Pour lui, et nous partageons totalement son point de vue, la spécificité du Rite Français serait justement de ne pas en avoir. Il développe cette idée en expliquant que le Rite Français n’a pas subi d’influence de facteurs Extra-Maçonnique, et que c’est la nature même de cette influence qui donne à chacun sa spécificité.
Pour lui, le « Rite Français est pour ainsi dire la Maçonnerie à l’état chimiquement pur ». Il ne s’agit pas d’une quelconque supériorité sur les autres Rites, mais d’un simple constat qui permet de répondre à la question de la spécificité du Rite Français.

LE RITE FRANÇAIS : DOCTRINE OU PAS DOCTRINE

Contrairement à d’autres Rites dont c’est justement le fait d’avoir une doctrine affirmée qui constitue leur spécificité, le Rite Français ne revendique aucune doctrine explicite ; la Maçonnerie issue de la Grange Loge des Modernes n’ayant pas intrinsèquement de doctrine c’est tout naturellement que le Rite Français, son héritier direct, n’en a pas non plus. Ce qui ne signifie pas qu’il ne soit pas porteur d’un enseignement.

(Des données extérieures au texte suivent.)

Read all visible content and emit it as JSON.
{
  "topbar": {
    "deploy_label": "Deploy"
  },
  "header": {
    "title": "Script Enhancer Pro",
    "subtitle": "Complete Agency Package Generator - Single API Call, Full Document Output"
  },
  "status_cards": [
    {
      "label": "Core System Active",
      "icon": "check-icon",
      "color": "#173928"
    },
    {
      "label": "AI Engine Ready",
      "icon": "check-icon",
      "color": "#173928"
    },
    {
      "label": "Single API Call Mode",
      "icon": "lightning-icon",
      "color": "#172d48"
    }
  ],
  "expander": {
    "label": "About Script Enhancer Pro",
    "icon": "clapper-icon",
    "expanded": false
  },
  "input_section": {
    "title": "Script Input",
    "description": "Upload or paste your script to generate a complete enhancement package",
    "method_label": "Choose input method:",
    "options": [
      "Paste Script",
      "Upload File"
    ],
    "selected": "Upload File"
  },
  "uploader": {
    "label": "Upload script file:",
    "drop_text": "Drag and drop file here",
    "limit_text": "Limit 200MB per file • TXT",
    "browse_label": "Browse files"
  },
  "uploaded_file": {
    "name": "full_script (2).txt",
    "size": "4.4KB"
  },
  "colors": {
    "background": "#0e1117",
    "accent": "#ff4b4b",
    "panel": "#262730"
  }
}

LE RITE FRANÇAIS : SA SPIRITUALITE

Dire ce qu’est la spiritualité du Rite Français, c’est-à-dire ce qu’est la spiritualité maçonnique elle-même, prise indépendamment des apports qui ont pu être ajoutés dans d’autres rites.
La Franc-maçonnerie est une voie initiatique qui prend sa source dans la tradition judéo-chrétienne, une voie qui n’ignore pas qu’il en existe d’autre, tant au sein de la tradition judéo-chrétienne qu’au sein d’autres traditions.
La particularité du Rite Français en la manière est l’expression d’une humilité spirituelle qui consiste précisément pour le maçon authentique à ne pas se comporter comme s’il était arrivé au but alors qu’il sait parfaitement qu’il est et sera toujours en chemin quel que soit le grade dont il sera pourvu. Cette humilité à laquelle invite le Rite Français repose sur un fondement très simple : la paternité d’un Dieu qui se révèle aux hommes et établit avec eux une relation de père à enfants instituant ainsi entre eux tous égaux par sa volonté, une relation de fraternité. Cette fraternité ne se limite pas aux maçons, mais s’étend à toutes les personnes humaines.
Cette fraternité spirituelle des hommes, cette paternité de Dieu qui en est le fondement sont enseignées dès le grade d’apprenti. Les autres grades qu’ils soient symboliques ou de sagesse apportent un complément qui se situe sur le plan de la connaissance. Cette connaissance qui est visée par l’enseignement initiatique de la maçonnerie est essentiellement, la connaissance d’un Dieu que les maçons appellent G.A.D.L’U.
Parce qu’il leur apparaît d’abord comme créateur d’un monde ordonné. Mais il est aussi connaissance d’une manière intime, par l’illumination qu’il dispense à la partie la plus spirituelle de chaque être créé en quête du devin.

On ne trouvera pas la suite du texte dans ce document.